魁梧女子也确实摇头拒绝了,陈今玉道:“我无所谓啊,抢boss打竞技场对我来说已经是放松了,而且我是来见离离的,只要我们能在一起,玩什么都很开心。”
“这小话说得,”钟叶离没忍住笑,“怪不得你玩你对象跟玩狗似的。”
陈今玉为自己辩解,她是好女人来着,“我的老天,那可没有,怎么冤枉人呢?”
邹云海却捉住一个盲点:“……不是吧今玉,上网游都算娱乐节目了吗?”
“唉,职业选手。唉,今玉。”文客北装模作样地摇头叹息,喉咙里冒出一股诡异的咏叹调。
“哎呀,干我们这行是这样的。”陈今玉说,心里却有一点小小的纠结。
这点纠结很快被钟叶离戳破,看透一切的钟叶离说:“你挂念你男朋友,就把他也带来呗,我们的道德品质素质修养你是知道的,放宽心吧。”
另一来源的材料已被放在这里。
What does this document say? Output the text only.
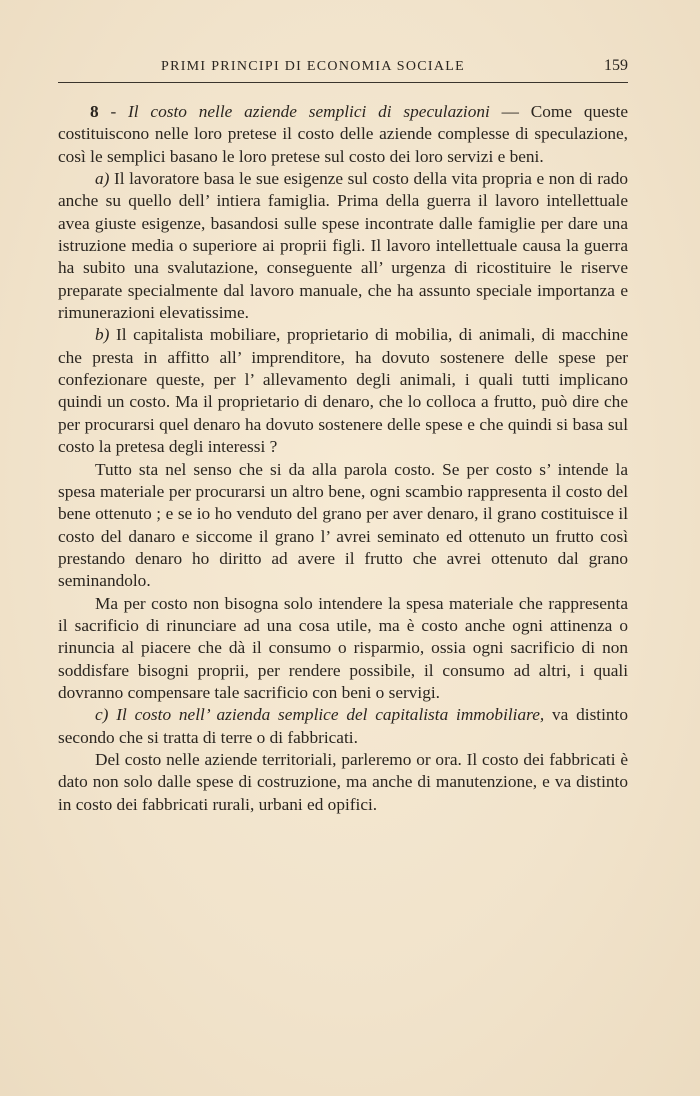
PRIMI PRINCIPI DI ECONOMIA SOCIALE	159

8 - Il costo nelle aziende semplici di speculazioni — Come queste costituiscono nelle loro pretese il costo delle aziende complesse di speculazione, così le semplici basano le loro pretese sul costo dei loro servizi e beni.

a) Il lavoratore basa le sue esigenze sul costo della vita propria e non di rado anche su quello dell’ intiera famiglia. Prima della guerra il lavoro intellettuale avea giuste esigenze, basandosi sulle spese incontrate dalle famiglie per dare una istruzione media o superiore ai proprii figli. Il lavoro intellettuale causa la guerra ha subito una svalutazione, conseguente all’ urgenza di ricostituire le riserve preparate specialmente dal lavoro manuale, che ha assunto speciale importanza e rimunerazioni elevatissime.

b) Il capitalista mobiliare, proprietario di mobilia, di animali, di macchine che presta in affitto all’ imprenditore, ha dovuto sostenere delle spese per confezionare queste, per l’ allevamento degli animali, i quali tutti implicano quindi un costo. Ma il proprietario di denaro, che lo colloca a frutto, può dire che per procurarsi quel denaro ha dovuto sostenere delle spese e che quindi si basa sul costo la pretesa degli interessi ?

Tutto sta nel senso che si da alla parola costo. Se per costo s’ intende la spesa materiale per procurarsi un altro bene, ogni scambio rappresenta il costo del bene ottenuto ; e se io ho venduto del grano per aver denaro, il grano costituisce il costo del danaro e siccome il grano l’ avrei seminato ed ottenuto un frutto così prestando denaro ho diritto ad avere il frutto che avrei ottenuto dal grano seminandolo.

Ma per costo non bisogna solo intendere la spesa materiale che rappresenta il sacrificio di rinunciare ad una cosa utile, ma è costo anche ogni attinenza o rinuncia al piacere che dà il consumo o risparmio, ossia ogni sacrificio di non soddisfare bisogni proprii, per rendere possibile, il consumo ad altri, i quali dovranno compensare tale sacrificio con beni o servigi.

c) Il costo nell’ azienda semplice del capitalista immobiliare, va distinto secondo che si tratta di terre o di fabbricati.

Del costo nelle aziende territoriali, parleremo or ora. Il costo dei fabbricati è dato non solo dalle spese di costruzione, ma anche di manutenzione, e va distinto in costo dei fabbricati rurali, urbani ed opifici.
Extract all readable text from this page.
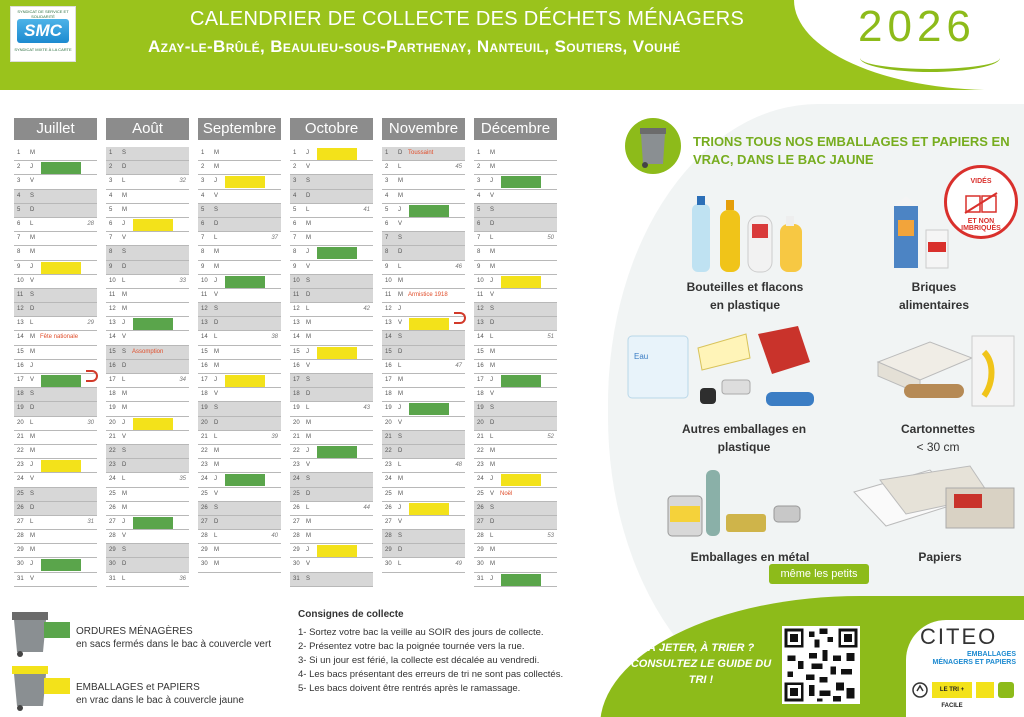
SYNDICAT DE SERVICE ET SOLIDARITÉ
SMC
SYNDICAT MIXTE À LA CARTE
CALENDRIER DE COLLECTE DES DÉCHETS MÉNAGERS
Azay-le-Brûlé, Beaulieu-sous-Parthenay, Nanteuil, Soutiers, Vouhé	2026
Juillet
1	M
2	J
3	V
4	S
5	D
6	L	28
7	M
8	M
9	J
10	V
11	S
12	D
13	L	29
14	M Fête nationale
15	M
16	J
17	V
18	S
19	D
20	L	30
21	M
22	M
23	J
24	V
25	S
26	D
27	L	31
28	M
29	M
30	J
31	V
Août
1	S
2	D
3	L	32
4	M
5	M
6	J
7	V
8	S
9	D
10	L	33
11	M
12	M
13	J
14	V
15	S Assomption
16	D
17	L	34
18	M
19	M
20	J
21	V
22	S
23	D
24	L	35
25	M
26	M
27	J
28	V
29	S
30	D
31	L	36
Septembre
1	M
2	M
3	J
4	V
5	S
6	D
7	L	37
8	M
9	M
10	J
11	V
12	S
13	D
14	L	38
15	M
16	M
17	J
18	V
19	S
20	D
21	L	39
22	M
23	M
24	J
25	V
26	S
27	D
28	L	40
29	M
30	M
Octobre
1	J
2	V
3	S
4	D
5	L	41
6	M
7	M
8	J
9	V
10	S
11	D
12	L	42
13	M
14	M
15	J
16	V
17	S
18	D
19	L	43
20	M
21	M
22	J
23	V
24	S
25	D
26	L	44
27	M
28	M
29	J
30	V
31	S
Novembre
1	D Toussaint
2	L	45
3	M
4	M
5	J
6	V
7	S
8	D
9	L	46
10	M
11	M Armistice 1918
12	J
13	V
14	S
15	D
16	L	47
17	M
18	M
19	J
20	V
21	S
22	D
23	L	48
24	M
25	M
26	J
27	V
28	S
29	D
30	L	49
Décembre
1	M
2	M
3	J
4	V
5	S
6	D
7	L	50
8	M
9	M
10	J
11	V
12	S
13	D
14	L	51
15	M
16	M
17	J
18	V
19	S
20	D
21	L	52
22	M
23	M
24	J
25	V Noël
26	S
27	D
28	L	53
29	M
30	M
31	J
TRIONS TOUS NOS EMBALLAGES ET PAPIERS EN VRAC, DANS LE BAC JAUNE
Bouteilles et flacons en plastique
VIDÉS
ET NON IMBRIQUÉS
Briques alimentaires
Eau
Autres emballages en plastique
Cartonnettes
< 30 cm
Emballages en métal
même les petits
Papiers
ORDURES MÉNAGÈRES
en sacs fermés dans le bac à couvercle vert
EMBALLAGES et PAPIERS
en vrac dans le bac à couvercle jaune
Consignes de collecte
1- Sortez votre bac la veille au SOIR des jours de collecte.
2- Présentez votre bac la poignée tournée vers la rue.
3- Si un jour est férié, la collecte est décalée au vendredi.
4- Les bacs présentant des erreurs de tri ne sont pas collectés.
5- Les bacs doivent être rentrés après le ramassage.
À JETER, À TRIER ? CONSULTEZ LE GUIDE DU TRI !
CITEO
EMBALLAGES
MÉNAGERS ET PAPIERS
LE TRI + FACILE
这话说得没错。陈今玉也跟这些人认识好一段时间了,知道钟叶离的朋友都是些有道德有素质有教养有意志品质的好人,是一群体面有礼的荣耀宅,她们在荣耀里的公会都叫“义斩天下”呢,义字当先啊。闻言也没太犹豫,说:“那我问问少天。”
义斩众人果然很有义气,纷纷表示绝不泄密,还会在出门时将两名职业选手团团围住,一定会好好保护她们。
“你们再贫呢?”钟叶离说,“真觉得咱们还能出门吗?估计也就是一直打荣耀混吃等死吧。”
“小离咋这样。”顾夕夜说。
钟叶离确实八百年前就知道陈今玉和黄少天在一起了,她们俩之间又没有秘密。陈今玉也不常和她说什么恋爱小故事,她们姐妹俩聊天,何故要把这种事掺进来?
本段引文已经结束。